A weekend event to celebrate the emancipation of slaves in America will be a time for local residents to commemorate the positive contributions of African-Americans, said Stephanie Coleman-Marks, a member of a local African-American women's group.
"The news in the paper last night was very depressing," she said. "We want to do positive things."
The "depressing news" she referred to were news reports that showed gunfire was the number one cause of death among black teen males in the United States between 1979 and 1989.
Coleman-Marks suggests local residents can learn more about the positive aspects of African-American culture Saturday in Lawrence's first ``Juneteenth'' celebration.
Although the local celebration is Saturday, Juneteenth celebrations typically are held nationwide on June 19 the date in 1865 when the last slave state in the union, Texas, freed its slaves after President Abraham Lincoln issued the Emancipation Proclamation in 1863.
"WE'RE celebrating it on the thirteenth, because there's a lot of activities (on June 19) in other communities," Coleman-Marks said, adding that she didn't want this weekend's event to compete with events in surrrounding communities, including Leavenworth, Kansas City and Topeka.
The local event is being sponsored by the Integral Sisters in Society, a local African-American women's group of which Coleman-Marks is a member.
Visitors to the event can expect the scent of barbecue food and sounds of reggae music to fill the air over Clinton Park, Fifth and Illinois, where the event is to be held.
Celebrants also can expect to find vendors selling anything from jewelry to dolls that might fit in with the day's theme.

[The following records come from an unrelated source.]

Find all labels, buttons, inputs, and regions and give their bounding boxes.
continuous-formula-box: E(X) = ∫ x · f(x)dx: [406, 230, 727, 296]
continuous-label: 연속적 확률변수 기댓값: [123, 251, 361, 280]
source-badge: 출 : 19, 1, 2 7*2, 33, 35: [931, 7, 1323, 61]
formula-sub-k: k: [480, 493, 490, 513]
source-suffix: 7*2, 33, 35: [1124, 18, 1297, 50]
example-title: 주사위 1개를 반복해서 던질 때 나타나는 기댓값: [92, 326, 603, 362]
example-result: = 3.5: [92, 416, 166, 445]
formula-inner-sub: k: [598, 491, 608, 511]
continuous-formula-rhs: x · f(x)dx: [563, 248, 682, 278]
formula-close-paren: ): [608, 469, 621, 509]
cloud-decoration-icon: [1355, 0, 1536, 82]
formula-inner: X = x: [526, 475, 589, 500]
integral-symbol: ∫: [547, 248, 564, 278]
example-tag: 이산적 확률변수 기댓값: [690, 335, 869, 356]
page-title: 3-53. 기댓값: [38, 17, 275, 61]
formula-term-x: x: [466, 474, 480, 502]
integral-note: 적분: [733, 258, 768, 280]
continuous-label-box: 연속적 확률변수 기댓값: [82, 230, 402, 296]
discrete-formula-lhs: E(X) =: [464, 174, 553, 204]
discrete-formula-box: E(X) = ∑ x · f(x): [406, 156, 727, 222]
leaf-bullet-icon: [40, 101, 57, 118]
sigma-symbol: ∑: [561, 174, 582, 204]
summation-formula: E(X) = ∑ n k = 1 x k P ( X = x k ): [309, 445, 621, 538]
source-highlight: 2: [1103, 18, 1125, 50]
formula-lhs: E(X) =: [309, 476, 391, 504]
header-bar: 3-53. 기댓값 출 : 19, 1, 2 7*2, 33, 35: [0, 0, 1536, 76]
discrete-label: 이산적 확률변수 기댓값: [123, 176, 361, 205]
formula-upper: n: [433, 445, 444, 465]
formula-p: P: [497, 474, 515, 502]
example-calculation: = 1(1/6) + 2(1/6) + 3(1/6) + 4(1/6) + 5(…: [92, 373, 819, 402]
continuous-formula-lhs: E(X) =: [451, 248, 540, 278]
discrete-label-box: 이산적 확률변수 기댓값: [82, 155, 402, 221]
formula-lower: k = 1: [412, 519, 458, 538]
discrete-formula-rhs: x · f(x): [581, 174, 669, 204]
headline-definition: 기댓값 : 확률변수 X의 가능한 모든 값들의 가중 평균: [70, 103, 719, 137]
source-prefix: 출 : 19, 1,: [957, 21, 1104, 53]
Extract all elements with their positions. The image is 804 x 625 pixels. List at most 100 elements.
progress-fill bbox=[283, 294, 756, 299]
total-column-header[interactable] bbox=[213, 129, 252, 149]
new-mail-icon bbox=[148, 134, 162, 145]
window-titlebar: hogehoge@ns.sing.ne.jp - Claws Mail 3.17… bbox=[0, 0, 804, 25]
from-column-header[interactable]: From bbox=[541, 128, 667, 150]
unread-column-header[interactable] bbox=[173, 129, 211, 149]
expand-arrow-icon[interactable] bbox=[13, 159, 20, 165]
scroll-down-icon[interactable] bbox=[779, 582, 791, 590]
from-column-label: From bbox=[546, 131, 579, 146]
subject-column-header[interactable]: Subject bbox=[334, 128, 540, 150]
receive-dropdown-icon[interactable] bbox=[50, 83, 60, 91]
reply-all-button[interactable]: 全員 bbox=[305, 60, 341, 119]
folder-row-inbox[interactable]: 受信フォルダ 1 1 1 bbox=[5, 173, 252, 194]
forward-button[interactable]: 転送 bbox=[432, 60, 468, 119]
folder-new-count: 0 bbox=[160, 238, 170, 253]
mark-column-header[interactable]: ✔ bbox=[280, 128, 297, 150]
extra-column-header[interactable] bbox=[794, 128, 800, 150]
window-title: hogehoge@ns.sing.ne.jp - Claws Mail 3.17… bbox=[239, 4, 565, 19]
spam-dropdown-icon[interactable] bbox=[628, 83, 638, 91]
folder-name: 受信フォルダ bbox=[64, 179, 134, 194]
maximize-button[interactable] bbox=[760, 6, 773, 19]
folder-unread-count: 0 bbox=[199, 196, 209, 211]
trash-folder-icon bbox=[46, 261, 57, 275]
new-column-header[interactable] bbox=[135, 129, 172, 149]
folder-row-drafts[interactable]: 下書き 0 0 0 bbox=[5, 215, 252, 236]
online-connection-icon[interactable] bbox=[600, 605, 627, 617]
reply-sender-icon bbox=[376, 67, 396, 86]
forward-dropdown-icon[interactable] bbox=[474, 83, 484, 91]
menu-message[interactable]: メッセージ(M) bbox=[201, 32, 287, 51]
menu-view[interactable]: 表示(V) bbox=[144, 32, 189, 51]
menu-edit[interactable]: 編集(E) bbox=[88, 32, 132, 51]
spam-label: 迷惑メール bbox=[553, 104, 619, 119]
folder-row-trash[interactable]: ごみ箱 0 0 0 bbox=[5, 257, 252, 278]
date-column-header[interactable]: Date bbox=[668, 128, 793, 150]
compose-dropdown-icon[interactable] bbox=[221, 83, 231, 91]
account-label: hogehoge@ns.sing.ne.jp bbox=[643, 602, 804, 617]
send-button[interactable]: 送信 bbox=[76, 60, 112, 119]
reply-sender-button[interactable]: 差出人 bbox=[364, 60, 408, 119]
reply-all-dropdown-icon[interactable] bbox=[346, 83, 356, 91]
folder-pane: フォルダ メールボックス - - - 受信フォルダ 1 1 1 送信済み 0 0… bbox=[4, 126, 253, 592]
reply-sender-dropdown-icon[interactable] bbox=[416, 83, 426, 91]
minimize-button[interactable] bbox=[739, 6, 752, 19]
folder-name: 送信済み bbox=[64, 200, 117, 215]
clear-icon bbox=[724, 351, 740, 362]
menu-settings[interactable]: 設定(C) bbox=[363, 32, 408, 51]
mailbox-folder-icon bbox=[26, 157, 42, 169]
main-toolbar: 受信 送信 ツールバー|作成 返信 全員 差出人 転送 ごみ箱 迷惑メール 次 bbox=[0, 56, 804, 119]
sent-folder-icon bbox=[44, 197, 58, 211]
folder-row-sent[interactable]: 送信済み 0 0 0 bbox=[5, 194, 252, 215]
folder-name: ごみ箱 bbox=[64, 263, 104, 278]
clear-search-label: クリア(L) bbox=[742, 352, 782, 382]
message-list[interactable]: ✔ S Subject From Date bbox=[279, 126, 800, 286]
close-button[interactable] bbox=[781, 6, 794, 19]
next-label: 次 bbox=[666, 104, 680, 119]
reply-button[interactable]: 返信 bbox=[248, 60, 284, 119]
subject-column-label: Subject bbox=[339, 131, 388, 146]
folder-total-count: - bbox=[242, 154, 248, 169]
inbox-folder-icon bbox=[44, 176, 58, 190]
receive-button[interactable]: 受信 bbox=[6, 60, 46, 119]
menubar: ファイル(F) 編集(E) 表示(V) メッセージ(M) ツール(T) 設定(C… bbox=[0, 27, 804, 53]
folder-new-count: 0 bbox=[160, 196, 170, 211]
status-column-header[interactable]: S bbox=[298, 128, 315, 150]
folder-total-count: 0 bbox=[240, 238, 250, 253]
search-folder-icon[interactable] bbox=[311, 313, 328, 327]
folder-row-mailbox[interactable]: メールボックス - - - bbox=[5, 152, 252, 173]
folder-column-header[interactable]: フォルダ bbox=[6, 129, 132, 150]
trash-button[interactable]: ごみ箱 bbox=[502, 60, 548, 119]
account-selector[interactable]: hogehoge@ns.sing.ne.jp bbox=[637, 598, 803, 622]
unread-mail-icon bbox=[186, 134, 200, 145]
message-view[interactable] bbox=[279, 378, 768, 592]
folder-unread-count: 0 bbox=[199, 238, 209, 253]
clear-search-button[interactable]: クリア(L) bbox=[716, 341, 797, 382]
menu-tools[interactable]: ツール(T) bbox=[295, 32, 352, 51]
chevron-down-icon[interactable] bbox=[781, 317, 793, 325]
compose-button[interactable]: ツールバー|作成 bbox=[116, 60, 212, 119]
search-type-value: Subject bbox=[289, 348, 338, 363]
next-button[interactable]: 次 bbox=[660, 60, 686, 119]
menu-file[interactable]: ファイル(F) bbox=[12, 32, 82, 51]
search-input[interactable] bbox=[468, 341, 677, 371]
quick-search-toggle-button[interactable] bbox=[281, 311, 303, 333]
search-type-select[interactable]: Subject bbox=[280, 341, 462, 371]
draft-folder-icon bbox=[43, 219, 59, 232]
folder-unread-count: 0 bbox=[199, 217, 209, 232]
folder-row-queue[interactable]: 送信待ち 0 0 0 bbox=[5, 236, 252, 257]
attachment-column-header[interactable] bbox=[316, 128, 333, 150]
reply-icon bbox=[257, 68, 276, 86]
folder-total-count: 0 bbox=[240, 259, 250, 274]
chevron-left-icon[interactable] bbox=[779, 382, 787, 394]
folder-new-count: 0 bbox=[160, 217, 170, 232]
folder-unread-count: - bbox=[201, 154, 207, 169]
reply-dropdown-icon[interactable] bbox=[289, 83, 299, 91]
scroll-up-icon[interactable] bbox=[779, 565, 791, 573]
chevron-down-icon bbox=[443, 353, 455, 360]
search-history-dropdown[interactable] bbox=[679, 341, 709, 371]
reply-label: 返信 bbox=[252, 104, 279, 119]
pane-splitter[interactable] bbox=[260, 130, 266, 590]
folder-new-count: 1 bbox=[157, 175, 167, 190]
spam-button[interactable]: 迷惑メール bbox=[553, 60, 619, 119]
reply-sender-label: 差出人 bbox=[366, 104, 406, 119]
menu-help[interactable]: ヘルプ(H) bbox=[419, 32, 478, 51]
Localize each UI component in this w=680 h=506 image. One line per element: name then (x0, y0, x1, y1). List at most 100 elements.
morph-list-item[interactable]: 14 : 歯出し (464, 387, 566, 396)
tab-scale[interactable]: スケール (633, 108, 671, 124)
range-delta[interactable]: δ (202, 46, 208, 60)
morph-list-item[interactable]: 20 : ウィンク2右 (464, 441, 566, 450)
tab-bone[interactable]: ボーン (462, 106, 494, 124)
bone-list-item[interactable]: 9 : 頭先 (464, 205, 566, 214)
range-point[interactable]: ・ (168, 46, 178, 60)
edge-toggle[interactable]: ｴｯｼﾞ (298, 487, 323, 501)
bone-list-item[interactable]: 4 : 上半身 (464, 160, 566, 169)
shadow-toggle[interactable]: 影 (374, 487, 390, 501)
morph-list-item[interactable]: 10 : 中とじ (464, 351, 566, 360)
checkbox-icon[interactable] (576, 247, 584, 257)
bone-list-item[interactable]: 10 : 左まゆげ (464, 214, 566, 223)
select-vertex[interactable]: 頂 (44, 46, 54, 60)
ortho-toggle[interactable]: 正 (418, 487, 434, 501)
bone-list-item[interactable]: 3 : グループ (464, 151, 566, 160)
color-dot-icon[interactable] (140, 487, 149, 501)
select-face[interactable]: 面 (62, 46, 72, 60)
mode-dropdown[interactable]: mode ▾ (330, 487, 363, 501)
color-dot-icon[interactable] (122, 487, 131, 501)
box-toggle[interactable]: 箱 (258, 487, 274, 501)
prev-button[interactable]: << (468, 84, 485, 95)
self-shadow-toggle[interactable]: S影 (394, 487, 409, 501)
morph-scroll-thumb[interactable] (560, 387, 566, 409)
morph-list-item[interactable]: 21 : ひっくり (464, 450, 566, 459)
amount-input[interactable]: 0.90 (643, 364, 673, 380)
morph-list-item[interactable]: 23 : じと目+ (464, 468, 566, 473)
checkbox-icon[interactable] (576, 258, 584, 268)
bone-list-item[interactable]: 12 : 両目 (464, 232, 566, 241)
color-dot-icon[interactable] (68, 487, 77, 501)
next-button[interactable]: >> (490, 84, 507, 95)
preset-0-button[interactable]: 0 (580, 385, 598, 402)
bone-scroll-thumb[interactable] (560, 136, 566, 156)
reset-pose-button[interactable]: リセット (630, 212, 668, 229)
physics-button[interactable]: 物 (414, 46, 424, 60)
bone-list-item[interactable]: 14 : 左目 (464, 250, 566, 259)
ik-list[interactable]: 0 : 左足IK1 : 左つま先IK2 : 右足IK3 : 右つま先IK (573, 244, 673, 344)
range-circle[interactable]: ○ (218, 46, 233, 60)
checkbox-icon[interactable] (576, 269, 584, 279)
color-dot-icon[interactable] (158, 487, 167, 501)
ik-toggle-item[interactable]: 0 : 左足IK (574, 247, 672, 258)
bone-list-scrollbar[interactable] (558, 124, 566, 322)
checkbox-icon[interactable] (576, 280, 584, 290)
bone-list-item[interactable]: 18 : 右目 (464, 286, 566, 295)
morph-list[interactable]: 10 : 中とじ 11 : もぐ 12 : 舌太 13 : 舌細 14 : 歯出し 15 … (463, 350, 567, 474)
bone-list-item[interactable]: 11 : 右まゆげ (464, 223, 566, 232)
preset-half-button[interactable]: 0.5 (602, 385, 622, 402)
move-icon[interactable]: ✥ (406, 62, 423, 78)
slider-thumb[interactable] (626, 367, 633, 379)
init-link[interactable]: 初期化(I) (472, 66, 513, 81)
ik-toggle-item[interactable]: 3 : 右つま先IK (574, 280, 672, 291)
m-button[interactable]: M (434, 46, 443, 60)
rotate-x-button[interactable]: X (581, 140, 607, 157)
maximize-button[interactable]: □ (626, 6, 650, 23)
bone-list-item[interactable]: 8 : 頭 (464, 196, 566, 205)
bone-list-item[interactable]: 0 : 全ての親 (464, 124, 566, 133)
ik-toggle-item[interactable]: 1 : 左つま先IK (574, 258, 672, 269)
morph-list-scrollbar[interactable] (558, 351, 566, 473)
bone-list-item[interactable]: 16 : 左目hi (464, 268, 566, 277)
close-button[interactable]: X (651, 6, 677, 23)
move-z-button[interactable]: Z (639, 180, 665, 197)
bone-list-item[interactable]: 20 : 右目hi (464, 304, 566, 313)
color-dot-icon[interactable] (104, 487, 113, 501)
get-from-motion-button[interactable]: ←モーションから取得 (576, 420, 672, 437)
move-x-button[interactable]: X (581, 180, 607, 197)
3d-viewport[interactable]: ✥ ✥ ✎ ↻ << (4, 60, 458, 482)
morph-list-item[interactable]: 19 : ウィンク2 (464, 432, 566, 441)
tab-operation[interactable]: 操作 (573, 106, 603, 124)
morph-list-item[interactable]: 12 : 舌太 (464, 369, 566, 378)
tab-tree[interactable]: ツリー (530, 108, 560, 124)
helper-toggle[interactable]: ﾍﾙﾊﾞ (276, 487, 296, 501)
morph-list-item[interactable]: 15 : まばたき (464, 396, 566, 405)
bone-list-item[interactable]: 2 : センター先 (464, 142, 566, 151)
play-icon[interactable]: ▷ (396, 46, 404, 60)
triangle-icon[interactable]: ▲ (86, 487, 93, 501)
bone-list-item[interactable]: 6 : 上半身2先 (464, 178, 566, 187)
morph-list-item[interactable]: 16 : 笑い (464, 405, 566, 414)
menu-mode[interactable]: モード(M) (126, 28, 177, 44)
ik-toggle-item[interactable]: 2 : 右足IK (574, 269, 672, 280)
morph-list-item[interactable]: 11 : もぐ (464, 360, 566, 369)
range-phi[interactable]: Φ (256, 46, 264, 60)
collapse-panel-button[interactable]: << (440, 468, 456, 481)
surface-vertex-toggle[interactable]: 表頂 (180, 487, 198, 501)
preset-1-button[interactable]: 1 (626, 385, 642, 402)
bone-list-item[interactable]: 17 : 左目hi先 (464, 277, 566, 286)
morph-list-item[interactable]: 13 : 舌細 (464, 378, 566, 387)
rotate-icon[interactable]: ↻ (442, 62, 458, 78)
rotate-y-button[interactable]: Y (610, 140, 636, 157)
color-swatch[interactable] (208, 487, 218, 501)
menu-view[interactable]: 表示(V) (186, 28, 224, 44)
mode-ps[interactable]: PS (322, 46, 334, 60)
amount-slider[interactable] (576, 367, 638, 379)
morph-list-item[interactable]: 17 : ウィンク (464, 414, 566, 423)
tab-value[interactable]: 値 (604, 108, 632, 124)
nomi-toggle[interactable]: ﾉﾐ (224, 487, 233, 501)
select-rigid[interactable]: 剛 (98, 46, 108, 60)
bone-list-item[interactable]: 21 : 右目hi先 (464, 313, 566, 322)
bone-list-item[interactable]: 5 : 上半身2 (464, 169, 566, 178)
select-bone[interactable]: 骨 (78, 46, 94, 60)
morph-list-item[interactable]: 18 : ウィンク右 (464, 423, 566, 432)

Coleman-Marks said the location is special to African-Americans because the neighborhoods surrounding the park were known as "Little Harlem" in the 1960s and the early 1970s because of the concentration of African-Americans.
TODAY THE park is a gathering spot for African-Americans, Coleman-Marks said.
However this celebration isn't just for African-Americans, she said. Coleman-Marks said she hopes the event will lure residents out of their cultural isolation.
"What I want to do is pull people out of their houses . . .'' and let them know African-Americans are in the Lawrence community.
She also wants to emphasize that no alcohol will be sold or permitted at Juneteenth, which she characterizes as a family picnic.
Activities will run from 10 a.m. to 11 p.m. Saturday. The rain date is June 20.